Tras las recientes elecciones italianas
vemos como la emergencia de nuevos partidos políticos configuran un arco parlamentario
muy fragmentado y, consecuentemente, de difícil conformación de gobierno.
Vimos también como pasó esto en Alemania y antes en España. Y ahí me quedo hoy, en
España.
Tenemos
muy poca memoria o si la tenemos en muy selectiva. Yo más bien me inclino a
pensar esto último. Y digo esto porque estoy cansado de oír a Pablo Iglesias
echarle la culpa de todo al partido popular y, particularmente, a Mariano
Rajoy. No milito en el PP ni siento una simpatía especial hacia su presidente,
pero lo que si recuerdo con total claridad es como el señor Iglesias tuvo en su
mano despojar de la presidencia a Rajoy y no lo hizo.
La
historia posterior no hace falta contarla, todos la conocemos muy bien. Y sí, una
vez más, en el gran problema catalán que sacude a España y especialmente a los
catalanes, el señor presidente del gobierno tiene una gran culpa a los ojos del
primer secretario del partido morado. Pues yo le digo desde aquí que usted también
la tiene al no permitir que un presidente de un partido de izquierdas gobernase
España. Estuvo en su mano, pero prefirió no hacerlo por eso de andar por medio
también C's, ese terrible partido también culpable hasta de lo que no ha hecho pero que,
según sus planteamientos señor Iglesias, fue suficiente para no permitir que Sánchez gobernase.

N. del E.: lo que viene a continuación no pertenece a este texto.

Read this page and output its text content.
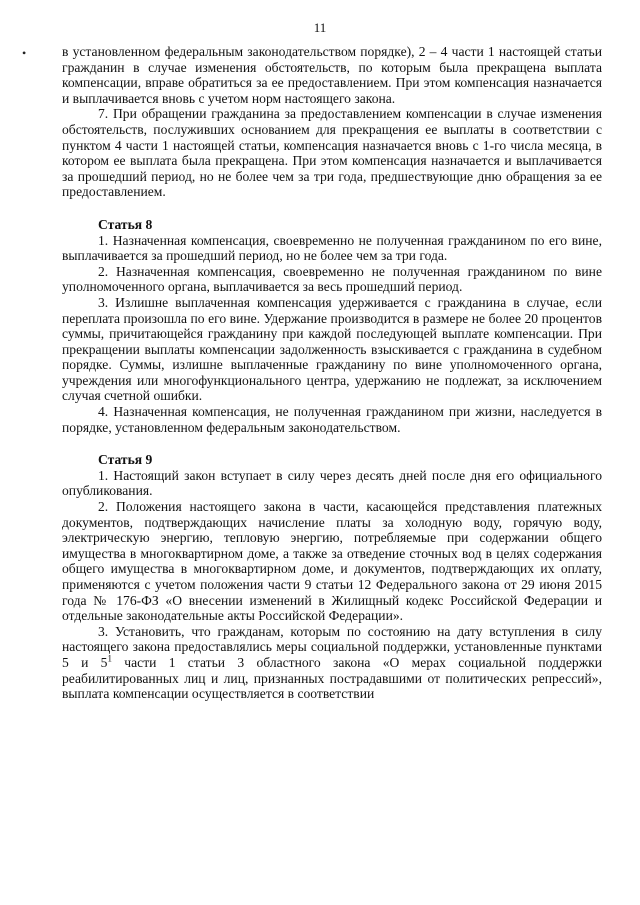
11
•	в установленном федеральным законодательством порядке), 2 – 4 части 1 настоящей статьи гражданин в случае изменения обстоятельств, по которым была прекращена выплата компенсации, вправе обратиться за ее предоставлением. При этом компенсация назначается и выплачивается вновь с учетом норм настоящего закона.

7. При обращении гражданина за предоставлением компенсации в случае изменения обстоятельств, послуживших основанием для прекращения ее выплаты в соответствии с пунктом 4 части 1 настоящей статьи, компенсация назначается вновь с 1-го числа месяца, в котором ее выплата была прекращена. При этом компенсация назначается и выплачивается за прошедший период, но не более чем за три года, предшествующие дню обращения за ее предоставлением.

Статья 8

1. Назначенная компенсация, своевременно не полученная гражданином по его вине, выплачивается за прошедший период, но не более чем за три года.

2. Назначенная компенсация, своевременно не полученная гражданином по вине уполномоченного органа, выплачивается за весь прошедший период.

3. Излишне выплаченная компенсация удерживается с гражданина в случае, если переплата произошла по его вине. Удержание производится в размере не более 20 процентов суммы, причитающейся гражданину при каждой последующей выплате компенсации. При прекращении выплаты компенсации задолженность взыскивается с гражданина в судебном порядке. Суммы, излишне выплаченные гражданину по вине уполномоченного органа, учреждения или многофункционального центра, удержанию не подлежат, за исключением случая счетной ошибки.

4. Назначенная компенсация, не полученная гражданином при жизни, наследуется в порядке, установленном федеральным законодательством.

Статья 9

1. Настоящий закон вступает в силу через десять дней после дня его официального опубликования.

2. Положения настоящего закона в части, касающейся представления платежных документов, подтверждающих начисление платы за холодную воду, горячую воду, электрическую энергию, тепловую энергию, потребляемые при содержании общего имущества в многоквартирном доме, а также за отведение сточных вод в целях содержания общего имущества в многоквартирном доме, и документов, подтверждающих их оплату, применяются с учетом положения части 9 статьи 12 Федерального закона от 29 июня 2015 года № 176-ФЗ «О внесении изменений в Жилищный кодекс Российской Федерации и отдельные законодательные акты Российской Федерации».

3. Установить, что гражданам, которым по состоянию на дату вступления в силу настоящего закона предоставлялись меры социальной поддержки, установленные пунктами 5 и $5^1$ части 1 статьи 3 областного закона «О мерах социальной поддержки реабилитированных лиц и лиц, признанных пострадавшими от политических репрессий», выплата компенсации осуществляется в соответствии
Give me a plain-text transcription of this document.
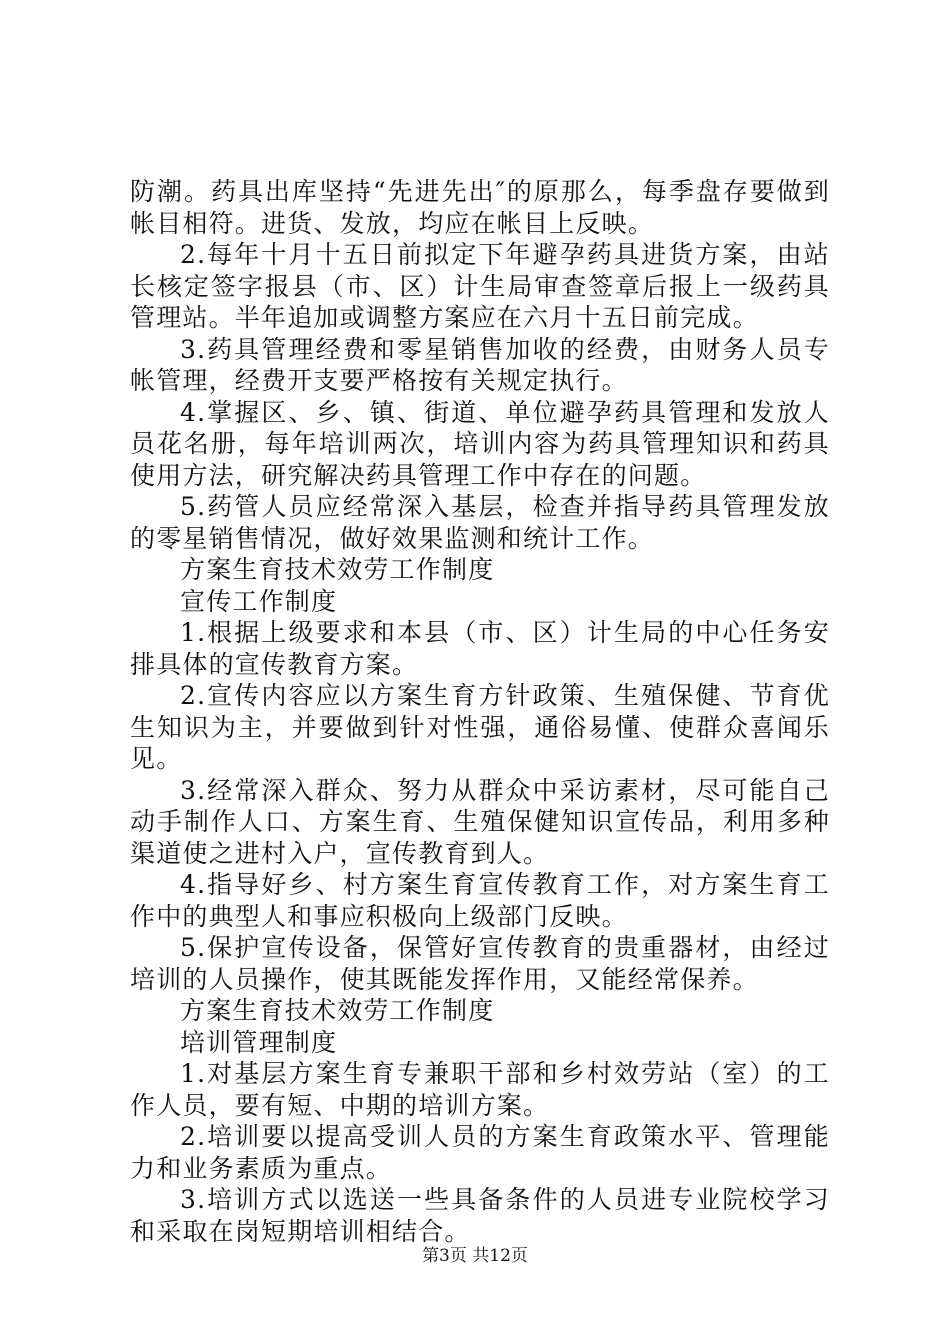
防潮。药具出库坚持“先进先出″的原那么，每季盘存要做到帐目相符。进货、发放，均应在帐目上反映。

2.每年十月十五日前拟定下年避孕药具进货方案，由站长核定签字报县（市、区）计生局审查签章后报上一级药具管理站。半年追加或调整方案应在六月十五日前完成。

3.药具管理经费和零星销售加收的经费，由财务人员专帐管理，经费开支要严格按有关规定执行。

4.掌握区、乡、镇、街道、单位避孕药具管理和发放人员花名册，每年培训两次，培训内容为药具管理知识和药具使用方法，研究解决药具管理工作中存在的问题。

5.药管人员应经常深入基层，检查并指导药具管理发放的零星销售情况，做好效果监测和统计工作。

方案生育技术效劳工作制度

宣传工作制度

1.根据上级要求和本县（市、区）计生局的中心任务安排具体的宣传教育方案。

2.宣传内容应以方案生育方针政策、生殖保健、节育优生知识为主，并要做到针对性强，通俗易懂、使群众喜闻乐见。

3.经常深入群众、努力从群众中采访素材，尽可能自己动手制作人口、方案生育、生殖保健知识宣传品，利用多种渠道使之进村入户，宣传教育到人。

4.指导好乡、村方案生育宣传教育工作，对方案生育工作中的典型人和事应积极向上级部门反映。

5.保护宣传设备，保管好宣传教育的贵重器材，由经过培训的人员操作，使其既能发挥作用，又能经常保养。

方案生育技术效劳工作制度

培训管理制度

1.对基层方案生育专兼职干部和乡村效劳站（室）的工作人员，要有短、中期的培训方案。

2.培训要以提高受训人员的方案生育政策水平、管理能力和业务素质为重点。

3.培训方式以选送一些具备条件的人员进专业院校学习和采取在岗短期培训相结合。

第3页 共12页
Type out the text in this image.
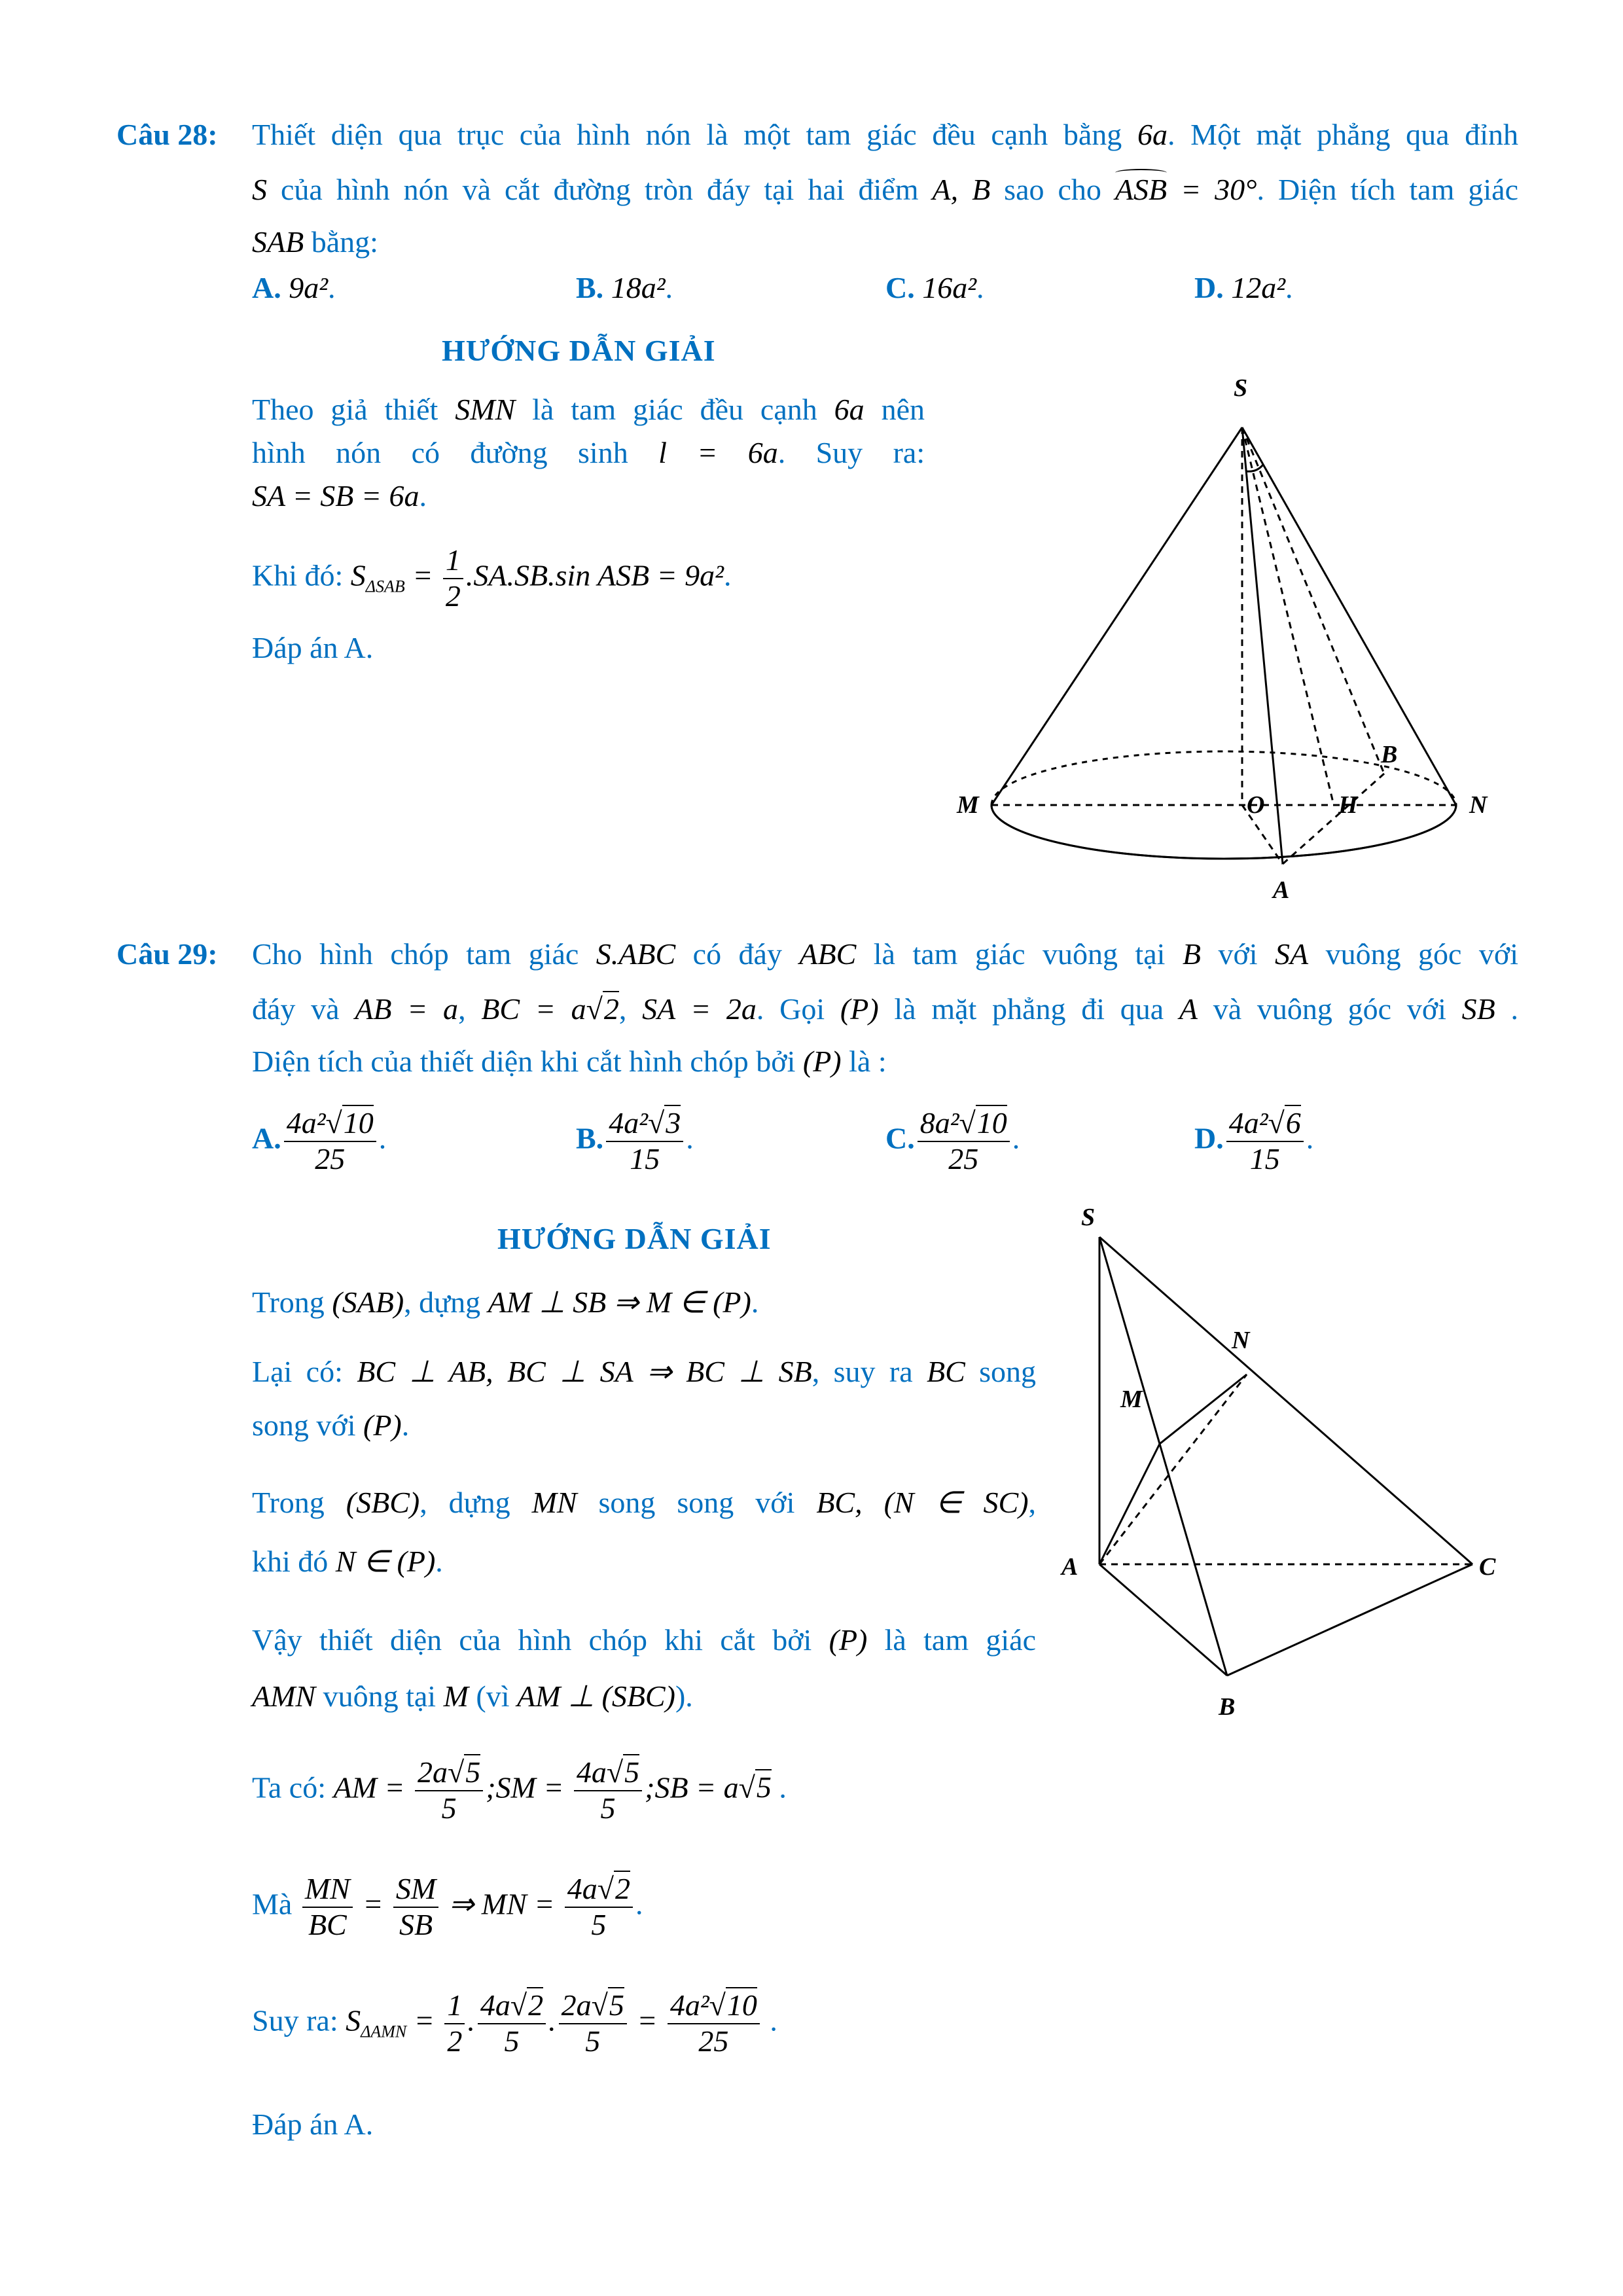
Câu 28: Thiết diện qua trục của hình nón là một tam giác đều cạnh bằng 6a. Một mặt phẳng qua đỉnh
S của hình nón và cắt đường tròn đáy tại hai điểm A, B sao cho
ASB = 30°. Diện tích tam giác
SAB bằng:
A. 9a².	B. 18a².	C. 16a².	D. 12a².
HƯỚNG DẪN GIẢI
Theo giả thiết SMN là tam giác đều cạnh 6a nên
hình nón có đường sinh l = 6a. Suy ra:
SA = SB = 6a.
Khi đó: $S_{\Delta SAB} = \frac{1}{2} .SA.SB.\sin$ ASB = 9a².
Đáp án A.
S
M	O	H	N
A
B
Câu 29: Cho hình chóp tam giác S.ABC có đáy ABC là tam giác vuông tại B với SA vuông góc với
đáy và AB = a, BC = a√2, SA = 2a. Gọi (P) là mặt phẳng đi qua A và vuông góc với SB .
Diện tích của thiết diện khi cắt hình chóp bởi (P) là :
A. $\frac{\text{4a²√10}}{25}$ .	B. $\frac{\text{4a²√3}}{15}$ .	C. $\frac{\text{8a²√10}}{25}$ .	D. $\frac{\text{4a²√6}}{15}$ .
HƯỚNG DẪN GIẢI
Trong (SAB), dựng AM ⊥ SB ⇒ M ∈ (P).
Lại có: BC ⊥ AB, BC ⊥ SA ⇒ BC ⊥ SB, suy ra BC song
song với (P).
Trong (SBC), dựng MN song song với BC, (N ∈ SC),
khi đó N ∈ (P).
Vậy thiết diện của hình chóp khi cắt bởi (P) là tam giác
AMN vuông tại M (vì AM ⊥ (SBC)).
Ta có: AM = $\frac{2a√5}{5}$ ;SM = $\frac{4a√5}{5}$ ;SB = a√5 .
Mà $\frac{MN}{BC} = \frac{SM}{SB}$ ⇒ MN = $\frac{4a√2}{5}$ .
Suy ra: $S_{\Delta AMN} = \frac{1}{2}$ . $\frac{4a√2}{5}$ . $\frac{2a√5}{5} = \frac{\text{4a²√10}}{25}$ .
Đáp án A.
S
N
M
A	C
B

Quizás pasó por alto, que como ocurre con la democracia, debemos quedarnos con la opción que consideremos menos mala.
Pero
lo que todavía me apena más es saber que aunque muchos militantes de Podemos, e incluso mandatarios, opinan algo parecido a lo aquí expresado no lo dirán, ni
tan solo escondidos en el anonimato detrás de un comentario a estas letras.
Son perfectos sabedores de que si lo hacen sufrirán el azote que ya padecieron
otros mientras, miserablemente, desde lo más alto de su partido se defiende con el puño en alto, y déjenme decir los principios por los suelos, la
libertad de expresión. Esa es nuestra nueva izquierda, decidan ustedes.